Noyé dans une marre de sang
Techniquement, il faut reconnaitre que Splatterhouse accuse un certain retard sur la concurrence. Pas tant sur l’aspect graphique qui, même s’il demeure « sale », est avant tout un parti pris du développeur pour donner cette sensation d’évoluer entre deux mondes : le réel et celui des limbes, le discernement du joueur étant alors constamment remis en question. Ombres fugaces disparaissant aussi vite qu’elles ont apparues, formes organiques tapies dans l’ombre d’une cellule, murs suintants et autres altération des espaces, tel est le menu visuel de ce Splatterhouse. Au final, ce que nous voyons est-il vrai ou pur produit de l’imagination? Les caméras, par contre, sont une vraie plaie.

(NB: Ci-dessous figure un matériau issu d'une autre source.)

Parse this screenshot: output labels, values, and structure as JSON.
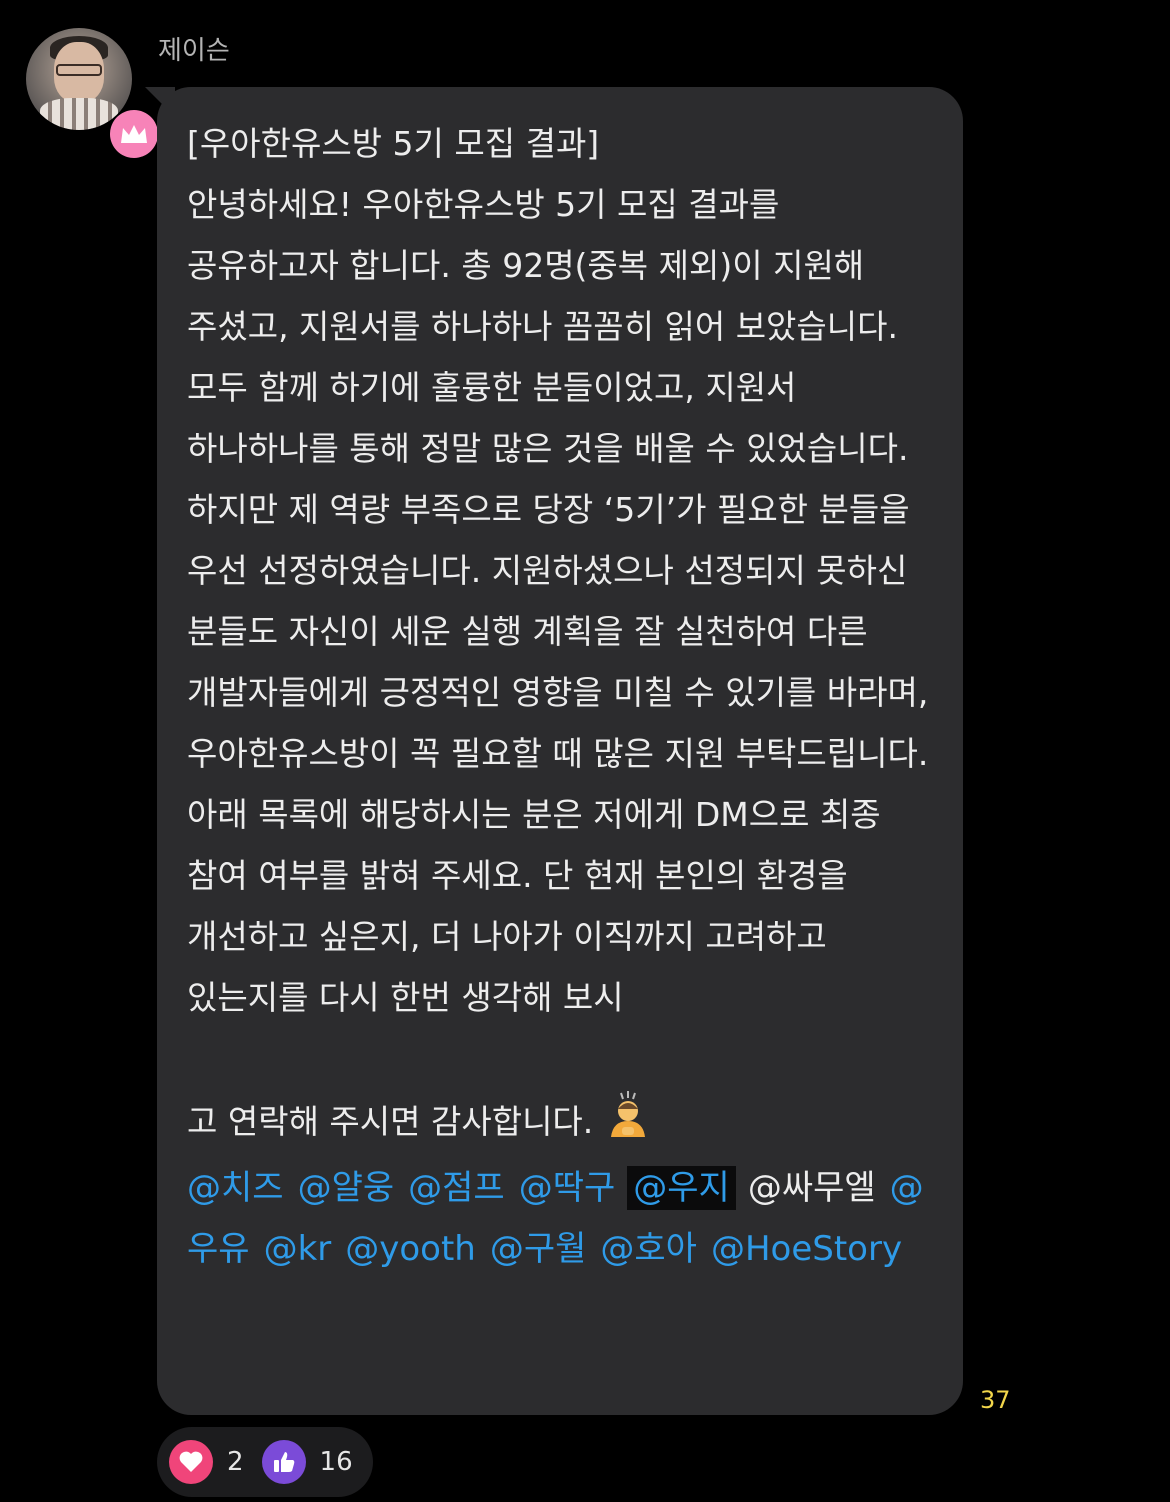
{
  "sender": {
    "name": "제이슨",
    "badge_color": "#f783b8"
  },
  "message": {
    "title": "[우아한유스방 5기 모집 결과]",
    "body": "안녕하세요! 우아한유스방 5기 모집 결과를 공유하고자 합니다. 총 92명(중복 제외)이 지원해 주셨고, 지원서를 하나하나 꼼꼼히 읽어 보았습니다. 모두 함께 하기에 훌륭한 분들이었고, 지원서 하나하나를 통해 정말 많은 것을 배울 수 있었습니다. 하지만 제 역량 부족으로 당장 ‘5기’가 필요한 분들을 우선 선정하였습니다. 지원하셨으나 선정되지 못하신 분들도 자신이 세운 실행 계획을 잘 실천하여 다른 개발자들에게 긍정적인 영향을 미칠 수 있기를 바라며, 우아한유스방이 꼭 필요할 때 많은 지원 부탁드립니다.",
    "body2": "아래 목록에 해당하시는 분은 저에게 DM으로 최종 참여 여부를 밝혀 주세요. 단 현재 본인의 환경을 개선하고 싶은지, 더 나아가 이직까지 고려하고 있는지를 다시 한번 생각해 보시",
    "body3": "고 연락해 주시면 감사합니다.",
    "emoji": "person-bowing-emoji",
    "mentions": [
      "@치즈",
      "@얄웅",
      "@점프",
      "@딱구",
      "@우지",
      "@싸무엘",
      "@우유",
      "@kr",
      "@yooth",
      "@구월",
      "@호아",
      "@HoeStory"
    ],
    "time": "37"
  },
  "reactions": [
    {
      "icon": "heart-icon",
      "count": "2",
      "color": "#f0457a"
    },
    {
      "icon": "thumbs-up-icon",
      "count": "16",
      "color": "#7b4bd8"
    }
  ]
}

Elles ne sont guère réactives et les orienter correctement devient parfois un sacré casse-tête. On s’y fait, certes, mais tout cela manque clairement de finition. Je tiens également à revenir sur un point que j’ai vu critiqué à maintes reprises dans de nombreux tests parus sur le net, à savoir la profusion de sang et son rendu « ketchup ». A en croire certains, il s’agirait là d’une faute de goût condamnable. C’est à se demander si ces personnes ont déjà joué aux épisodes précédents. Qu’on se le dise, Splatterhouse est un véritable hommage aux films d’horreur des années 80, aux slashers et autres série Z. Oui, c’est too much. Oui, c’est tellement gros que ça en devient drôle. Et alors ? Nous avons affaire non pas à des clichés mal usités, loin de là, mais à l’incarnation même d’un archétype. Dès lors, où est le problème ? On ne pose pas ses mains sur Splatterhouse comme on le ferait avec un jeu de notre ère. Le titre de Namco est un violent relent du passé, venu tout droit d’outre-tombe, qui vous chope aux tripes et vous mets la tronche dans la merde. Preuve en est la gratuité des propos sexistes et salaces tenus par le Masque de Terreur, les photos de Jennifer nue à reconstituer, ou encore les innombrables références disséminées ici et là. Chucky et son couteau, Ash de Evil Dead ou encore le chapeau et le gant de Freddy sont autant de easter eggs que le joueur attentif pourra découvrir s’il se donne la peine d’y prêter attention. Le jeu va même plus loin en s’auto-référençant lors de séquences se jouant en 2D sur un scrolling horizontal, véritable témoignage pour les premiers épisodes de la série.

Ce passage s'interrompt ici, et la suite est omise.